We are inviting you into an adventure with God.  An experience with His providence and glory that only comes to the person who is humbled and trusting enough to walk into the darkness of uncertainty in search of the light of His perfect will.  For some of us, this fast will involve food as a small symbol of our heart's desire for God.  For others of us, this fast will involve time, comforts or entertainment, and leisure activities.  Some of us will fast our sleep and rise from bed earlier than normal to spend dedicated time with God.  Others of us will find ourselves disconnecting from the social distractions that hinder us from being aware of the presence of God.  Whether you are fasting food, or your phone, my challenge to you over the next month is to embrace the power of sacrifice.  Indulge in the wonder of undistracted time with God.  God is waiting for you to meet with Him.  Each time He desires to sit with us, our flesh somehow crowds out the thought of Him, and the Holy Spirit is left, bereft of the opportunity to quietly speak His peace and grace to our hearts.  Then we forge out into the world of busyness and deadlines and leave the precious power of the Spirit waiting alone at the meeting place we neglected to visit.  This fast is meant to be a Divine Stop!  It is meant to arrest our attention and call us into the stillness of the presence of God – a presence only accessed by sacrifice. 

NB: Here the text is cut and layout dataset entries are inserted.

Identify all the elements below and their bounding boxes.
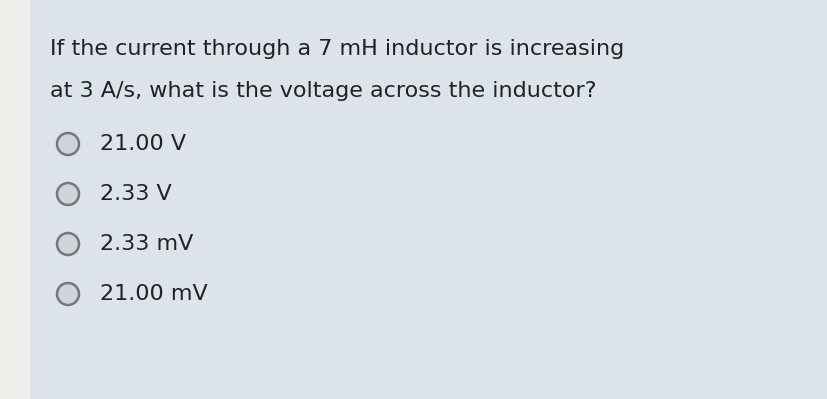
Text: at 3 A/s, what is the voltage across the inductor?: at 3 A/s, what is the voltage across the… xyxy=(50,81,595,101)
Text: 21.00 mV: 21.00 mV xyxy=(100,284,208,304)
Circle shape xyxy=(57,133,79,155)
Circle shape xyxy=(57,283,79,305)
Bar xyxy=(0,0,30,399)
Text: 21.00 V: 21.00 V xyxy=(100,134,186,154)
Circle shape xyxy=(57,233,79,255)
Circle shape xyxy=(57,183,79,205)
Text: If the current through a 7 mH inductor is increasing: If the current through a 7 mH inductor i… xyxy=(50,39,624,59)
Text: 2.33 V: 2.33 V xyxy=(100,184,171,204)
Text: 2.33 mV: 2.33 mV xyxy=(100,234,194,254)
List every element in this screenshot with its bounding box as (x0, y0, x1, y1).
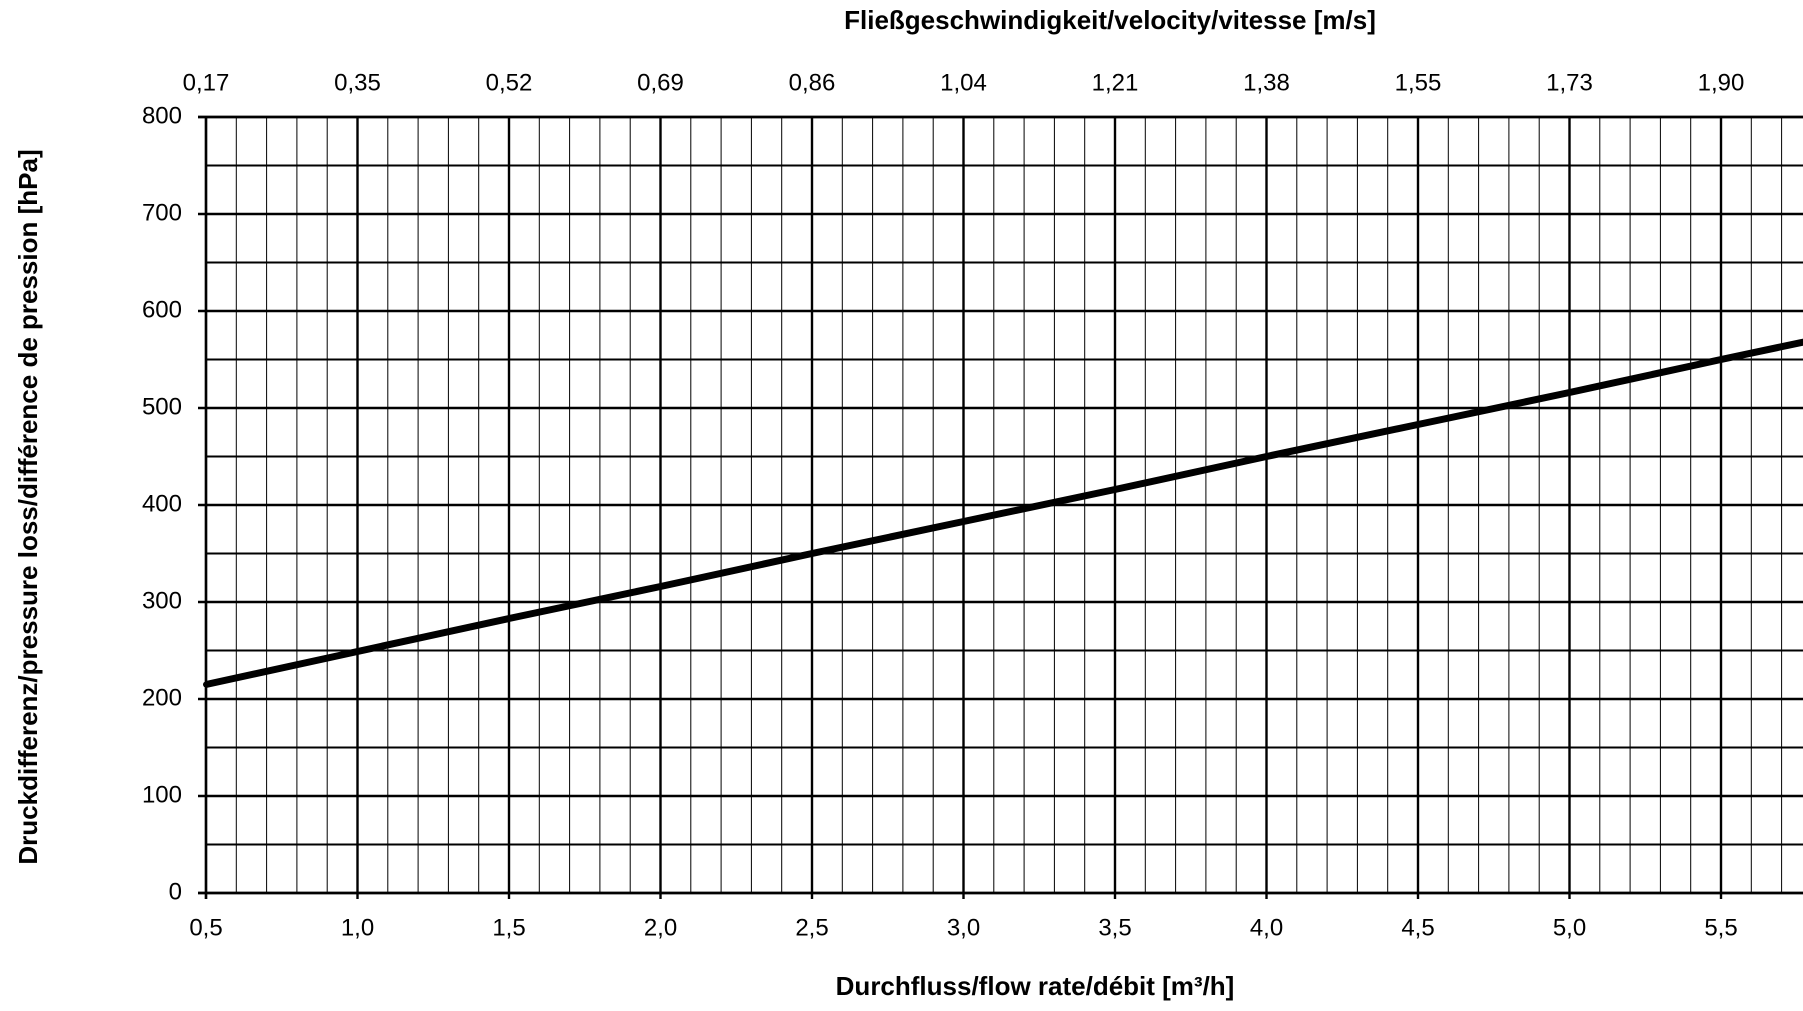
x-tick-label: 4,5 (1401, 914, 1434, 941)
x2-tick-label: 0,69 (637, 69, 684, 96)
tick-labels: 0,5 1,0 1,5 2,0 2,5 3,0 3,5 4,0 4,5 5,0 5,5 0,17 0,3… (142, 69, 1744, 941)
x2-tick-label: 0,35 (334, 69, 381, 96)
x-tick-label: 5,5 (1704, 914, 1737, 941)
x2-tick-label: 1,04 (940, 69, 987, 96)
data-point (1566, 389, 1573, 396)
x2-tick-label: 1,55 (1395, 69, 1442, 96)
x2-tick-label: 0,86 (789, 69, 836, 96)
x-tick-label: 2,5 (795, 914, 828, 941)
data-point (960, 518, 967, 525)
data-point (1112, 486, 1118, 493)
data-point (1263, 453, 1270, 460)
x-tick-label: 1,5 (492, 914, 525, 941)
x-tick-label: 3,0 (947, 914, 980, 941)
y-tick-label: 600 (142, 296, 182, 323)
x2-tick-label: 1,21 (1092, 69, 1139, 96)
x-tick-label: 2,0 (644, 914, 677, 941)
data-point (506, 615, 512, 622)
data-point (1415, 421, 1421, 428)
y-tick-label: 400 (142, 490, 182, 517)
data-point (354, 648, 361, 655)
y-tick-label: 100 (142, 781, 182, 808)
y-tick-label: 500 (142, 393, 182, 420)
x2-axis-title: Fließgeschwindigkeit/velocity/vitesse [m… (844, 5, 1376, 35)
x2-tick-label: 1,73 (1546, 69, 1593, 96)
y-tick-label: 0 (169, 878, 182, 905)
grid (198, 115, 1803, 899)
x2-tick-label: 1,38 (1243, 69, 1290, 96)
data-point (809, 550, 815, 557)
y-axis-title: Druckdifferenz/pressure loss/différence … (13, 149, 43, 864)
x-tick-label: 5,0 (1553, 914, 1586, 941)
y-tick-label: 200 (142, 684, 182, 711)
data-point (1718, 356, 1724, 363)
series-line (205, 338, 1803, 688)
x2-tick-label: 1,90 (1698, 69, 1745, 96)
x2-tick-label: 0,52 (486, 69, 533, 96)
data-point (657, 583, 664, 590)
y-tick-label: 800 (142, 102, 182, 129)
x-tick-label: 4,0 (1250, 914, 1283, 941)
x-tick-label: 1,0 (341, 914, 374, 941)
y-tick-label: 300 (142, 587, 182, 614)
x-tick-label: 0,5 (189, 914, 222, 941)
x-tick-label: 3,5 (1098, 914, 1131, 941)
series-layer (203, 338, 1803, 688)
axes (198, 115, 1803, 899)
x2-tick-label: 0,17 (183, 69, 230, 96)
x-axis-title: Durchfluss/flow rate/débit [m³/h] (836, 971, 1235, 1001)
y-tick-label: 700 (142, 199, 182, 226)
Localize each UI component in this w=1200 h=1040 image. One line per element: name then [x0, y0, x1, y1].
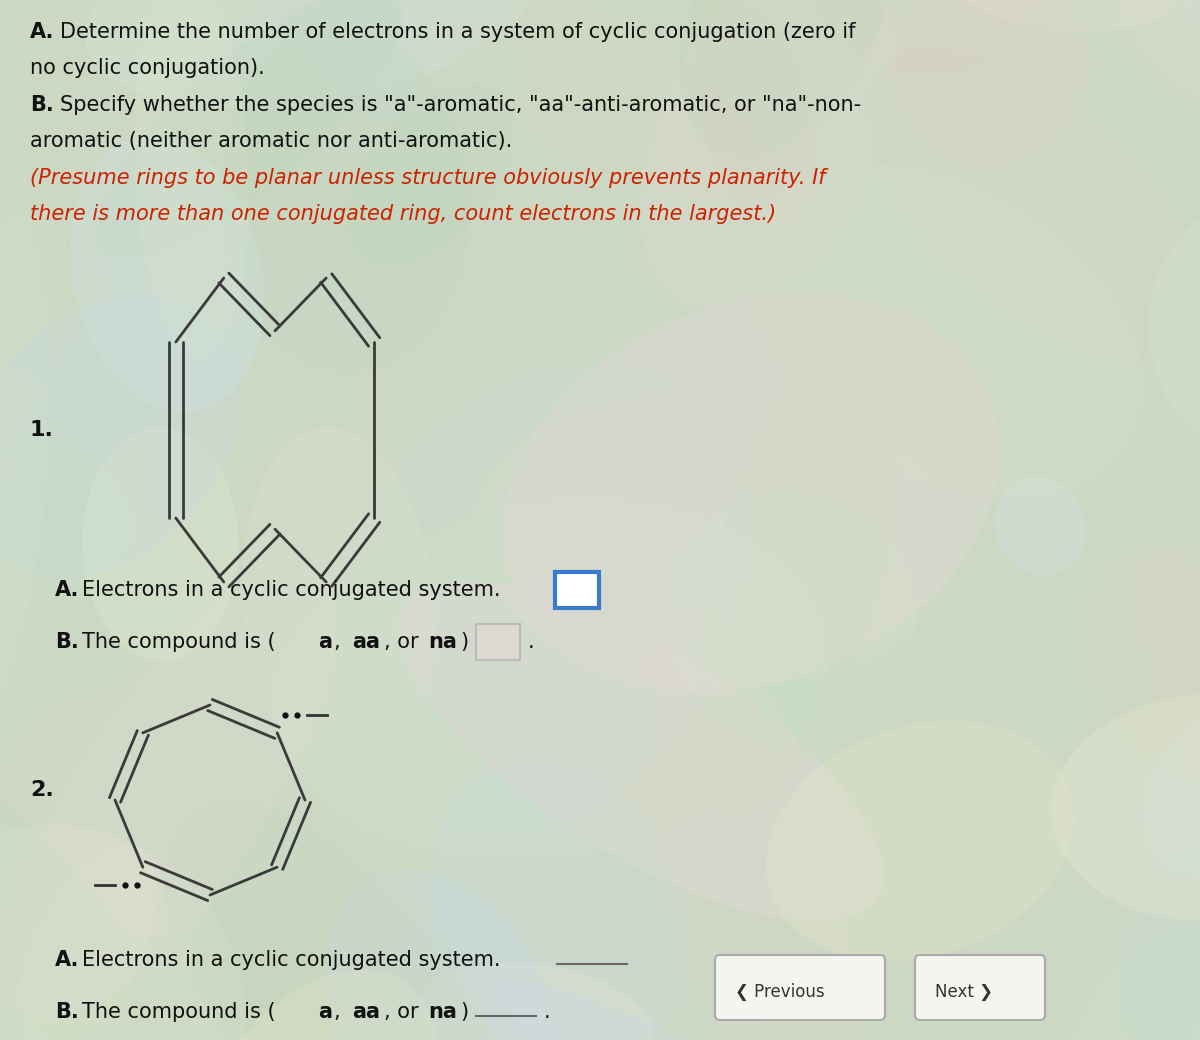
Ellipse shape: [0, 0, 50, 458]
Text: (Presume rings to be planar unless structure obviously prevents planarity. If: (Presume rings to be planar unless struc…: [30, 168, 826, 188]
Text: B.: B.: [30, 95, 54, 115]
Ellipse shape: [18, 844, 157, 1040]
Text: na: na: [428, 1002, 457, 1022]
Ellipse shape: [1121, 0, 1200, 141]
Ellipse shape: [274, 501, 828, 862]
Ellipse shape: [1057, 922, 1200, 1040]
Text: aa: aa: [352, 1002, 380, 1022]
Ellipse shape: [868, 47, 1200, 363]
Ellipse shape: [330, 362, 746, 834]
Ellipse shape: [679, 0, 890, 156]
FancyBboxPatch shape: [715, 955, 886, 1020]
Ellipse shape: [1163, 0, 1200, 27]
Ellipse shape: [344, 85, 515, 265]
Text: there is more than one conjugated ring, count electrons in the largest.): there is more than one conjugated ring, …: [30, 204, 776, 224]
Text: a: a: [318, 632, 332, 652]
Ellipse shape: [164, 801, 528, 1040]
Ellipse shape: [382, 898, 762, 1040]
Ellipse shape: [0, 213, 74, 468]
Text: Determine the number of electrons in a system of cyclic conjugation (zero if: Determine the number of electrons in a s…: [60, 22, 856, 42]
Text: aa: aa: [352, 632, 380, 652]
Ellipse shape: [1139, 693, 1200, 880]
Ellipse shape: [192, 886, 538, 1040]
Ellipse shape: [70, 136, 264, 413]
Ellipse shape: [1122, 838, 1200, 1040]
Ellipse shape: [1051, 694, 1200, 921]
Ellipse shape: [694, 319, 904, 817]
Text: B.: B.: [55, 1002, 79, 1022]
Text: a: a: [318, 1002, 332, 1022]
Ellipse shape: [667, 492, 916, 749]
Ellipse shape: [1129, 547, 1200, 935]
Ellipse shape: [420, 963, 653, 1040]
Ellipse shape: [484, 983, 857, 1040]
Ellipse shape: [890, 0, 1088, 172]
Ellipse shape: [640, 0, 896, 310]
Ellipse shape: [324, 869, 562, 1040]
Ellipse shape: [108, 0, 532, 374]
FancyBboxPatch shape: [554, 572, 599, 608]
Text: na: na: [428, 632, 457, 652]
Text: aromatic (neither aromatic nor anti-aromatic).: aromatic (neither aromatic nor anti-arom…: [30, 131, 512, 151]
Ellipse shape: [0, 379, 139, 645]
Text: ❮ Previous: ❮ Previous: [734, 983, 824, 1000]
Ellipse shape: [1164, 0, 1200, 63]
Ellipse shape: [398, 580, 883, 921]
Ellipse shape: [0, 365, 48, 855]
Ellipse shape: [647, 604, 856, 1040]
Text: , or: , or: [384, 1002, 425, 1022]
Text: A.: A.: [55, 580, 79, 600]
Ellipse shape: [766, 721, 1074, 961]
Text: A.: A.: [30, 22, 54, 42]
Text: , or: , or: [384, 632, 425, 652]
Ellipse shape: [0, 296, 241, 578]
Text: ,: ,: [334, 632, 347, 652]
Ellipse shape: [502, 293, 1000, 693]
Ellipse shape: [94, 0, 402, 260]
Ellipse shape: [914, 0, 1200, 32]
Text: A.: A.: [55, 950, 79, 970]
Text: Electrons in a cyclic conjugated system.: Electrons in a cyclic conjugated system.: [82, 950, 500, 970]
Ellipse shape: [134, 0, 248, 359]
Ellipse shape: [83, 426, 239, 661]
Ellipse shape: [431, 760, 689, 1040]
Ellipse shape: [172, 0, 414, 121]
Text: B.: B.: [55, 632, 79, 652]
Ellipse shape: [432, 0, 768, 200]
Ellipse shape: [1193, 834, 1200, 1040]
Ellipse shape: [181, 969, 440, 1040]
Ellipse shape: [1148, 189, 1200, 466]
Text: ): ): [460, 1002, 468, 1022]
Ellipse shape: [85, 0, 542, 108]
Text: Next ❯: Next ❯: [935, 983, 994, 1000]
Ellipse shape: [6, 567, 336, 1019]
Text: .: .: [544, 1002, 551, 1022]
Text: .: .: [528, 632, 535, 652]
Text: no cyclic conjugation).: no cyclic conjugation).: [30, 58, 265, 78]
Ellipse shape: [242, 427, 436, 785]
Ellipse shape: [0, 683, 193, 1040]
Ellipse shape: [748, 163, 1145, 498]
Ellipse shape: [694, 0, 816, 224]
Text: ,: ,: [334, 1002, 347, 1022]
FancyBboxPatch shape: [916, 955, 1045, 1020]
FancyBboxPatch shape: [476, 624, 520, 660]
Ellipse shape: [782, 0, 1050, 77]
Text: Specify whether the species is "a"-aromatic, "aa"-anti-aromatic, or "na"-non-: Specify whether the species is "a"-aroma…: [60, 95, 862, 115]
Ellipse shape: [0, 316, 170, 619]
Ellipse shape: [0, 693, 232, 943]
Ellipse shape: [216, 27, 470, 372]
Text: The compound is (: The compound is (: [82, 1002, 276, 1022]
Text: Electrons in a cyclic conjugated system.: Electrons in a cyclic conjugated system.: [82, 580, 500, 600]
Ellipse shape: [995, 476, 1086, 575]
Ellipse shape: [407, 265, 690, 462]
Text: 2.: 2.: [30, 780, 54, 800]
Ellipse shape: [470, 390, 958, 686]
Text: ): ): [460, 632, 468, 652]
Ellipse shape: [0, 825, 246, 1040]
Ellipse shape: [1094, 544, 1200, 792]
Text: 1.: 1.: [30, 420, 54, 440]
Text: The compound is (: The compound is (: [82, 632, 276, 652]
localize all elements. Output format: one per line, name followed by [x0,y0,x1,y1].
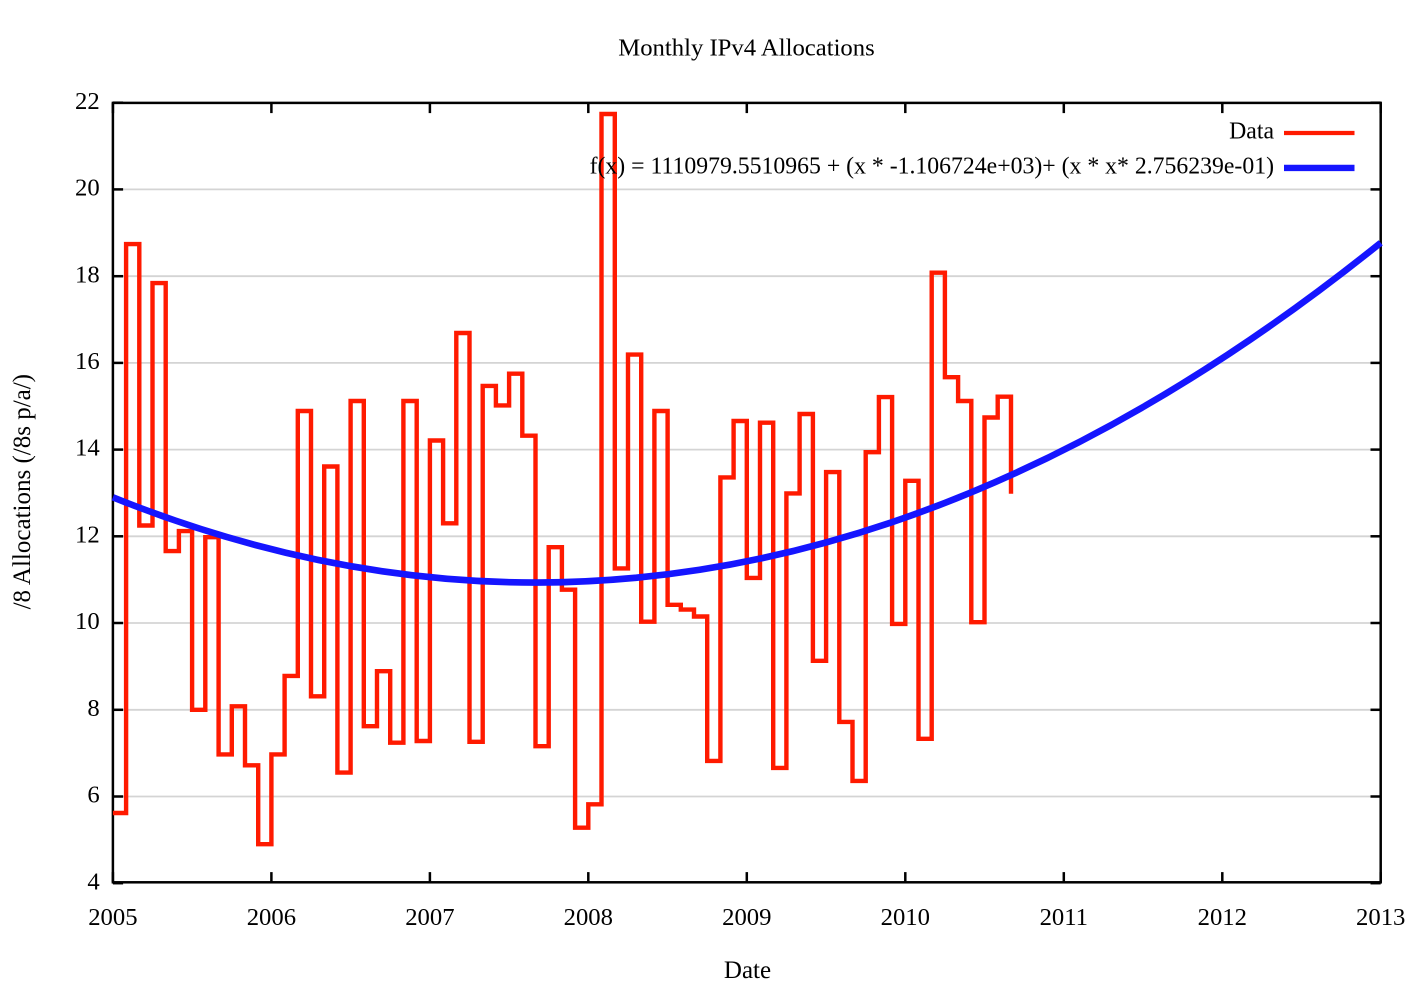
svg-text:2008: 2008 [564,904,613,931]
svg-text:6: 6 [87,782,99,809]
svg-text:22: 22 [75,88,100,115]
svg-text:2007: 2007 [405,904,454,931]
svg-text:2009: 2009 [722,904,771,931]
svg-text:18: 18 [75,261,100,288]
svg-text:f(x) = 1110979.5510965 + (x *: f(x) = 1110979.5510965 + (x * -1.106724e… [590,153,1274,179]
svg-text:20: 20 [75,175,100,202]
svg-text:16: 16 [75,348,100,375]
svg-text:8: 8 [87,695,99,722]
svg-text:12: 12 [75,521,100,548]
svg-text:Monthly IPv4 Allocations: Monthly IPv4 Allocations [618,34,874,61]
svg-text:10: 10 [75,608,100,635]
svg-text:/8 Allocations (/8s p/a/): /8 Allocations (/8s p/a/) [9,374,36,609]
svg-text:2006: 2006 [247,904,296,931]
svg-text:2010: 2010 [881,904,930,931]
svg-text:2011: 2011 [1040,904,1088,931]
svg-text:Date: Date [724,957,771,984]
svg-text:4: 4 [87,868,99,895]
svg-text:14: 14 [75,435,100,462]
svg-text:Data: Data [1229,119,1274,145]
svg-text:2013: 2013 [1356,904,1405,931]
svg-text:2005: 2005 [88,904,137,931]
svg-text:2012: 2012 [1198,904,1247,931]
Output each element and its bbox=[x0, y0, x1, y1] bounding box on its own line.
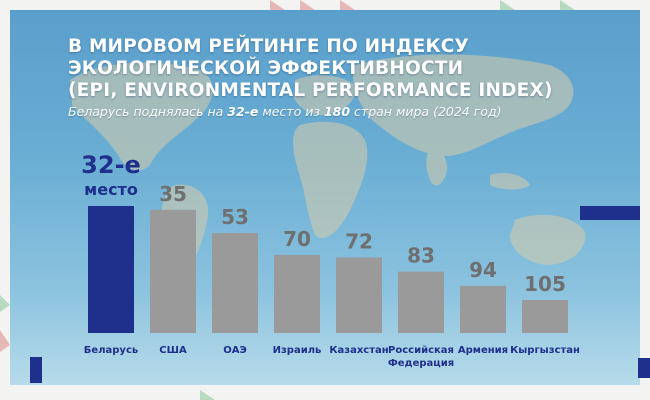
subtitle-rank: 32-е bbox=[227, 104, 259, 119]
value-label-4: 72 bbox=[345, 230, 373, 254]
page-title: В МИРОВОМ РЕЙТИНГЕ ПО ИНДЕКСУ ЭКОЛОГИЧЕС… bbox=[68, 36, 553, 102]
category-label-0: Беларусь bbox=[84, 345, 138, 356]
bar-2 bbox=[212, 233, 258, 333]
subtitle-part-2: место из bbox=[258, 104, 324, 119]
bar-3 bbox=[274, 254, 320, 333]
title-line-1: В МИРОВОМ РЕЙТИНГЕ ПО ИНДЕКСУ bbox=[68, 36, 470, 57]
bar-0 bbox=[88, 206, 134, 333]
subtitle-total: 180 bbox=[323, 104, 351, 119]
value-label-7: 105 bbox=[524, 272, 566, 296]
category-label-1: США bbox=[159, 345, 187, 356]
value-label-0: 32-е bbox=[81, 151, 141, 179]
bar-7 bbox=[522, 300, 568, 333]
category-label-5-line-1: Федерация bbox=[388, 358, 454, 369]
value-label-1: 35 bbox=[159, 182, 187, 206]
subtitle-part-3: стран мира (2024 год) bbox=[350, 104, 502, 119]
value-label-6: 94 bbox=[469, 258, 497, 282]
category-label-3: Израиль bbox=[273, 345, 322, 356]
bar-5 bbox=[398, 271, 444, 333]
title-line-2: ЭКОЛОГИЧЕСКОЙ ЭФФЕКТИВНОСТИ bbox=[68, 58, 464, 79]
value-label-3: 70 bbox=[283, 227, 311, 251]
bar-1 bbox=[150, 209, 196, 333]
slide: В МИРОВОМ РЕЙТИНГЕ ПО ИНДЕКСУ ЭКОЛОГИЧЕС… bbox=[10, 10, 640, 385]
category-label-2: ОАЭ bbox=[223, 345, 247, 356]
corner-mark bbox=[30, 357, 42, 383]
category-label-7: Кыргызстан bbox=[510, 345, 580, 356]
value-label-0-sub: место bbox=[84, 180, 138, 199]
category-label-6: Армения bbox=[458, 345, 508, 356]
category-label-4: Казахстан bbox=[329, 345, 388, 356]
value-label-5: 83 bbox=[407, 244, 435, 268]
bar-6 bbox=[460, 285, 506, 333]
bar-4 bbox=[336, 257, 382, 333]
title-line-3: (EPI, ENVIRONMENTAL PERFORMANCE INDEX) bbox=[68, 80, 553, 101]
subtitle: Беларусь поднялась на 32-е место из 180 … bbox=[68, 104, 628, 119]
category-label-5: Российская bbox=[388, 345, 454, 356]
corner-mark-right bbox=[638, 358, 650, 378]
value-label-2: 53 bbox=[221, 205, 249, 229]
subtitle-part-1: Беларусь поднялась на bbox=[68, 104, 228, 119]
accent-strip bbox=[580, 206, 640, 220]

So, we invite you for the next 31 days to board your own personal plane of sacrifice and take a fasting journey into the unknown with God.  I promise you that you will be amazed at the wonders that lie ahead if you would only be willing to make this sacrifice.  God has so much more in store for you, but the way to access it is through sacrificing the flesh and unleashing the power of the Spirit.

When fasting it is important to remember:

  • Fasting is not so much about food as it is about focus.
  • Fasting is not so much about saying no to the body as it is about saying YES to the Spirit.
  • Fasting is not about going without, it is about looking within.
  • Fasting is an outward response to an inward cry of the soul.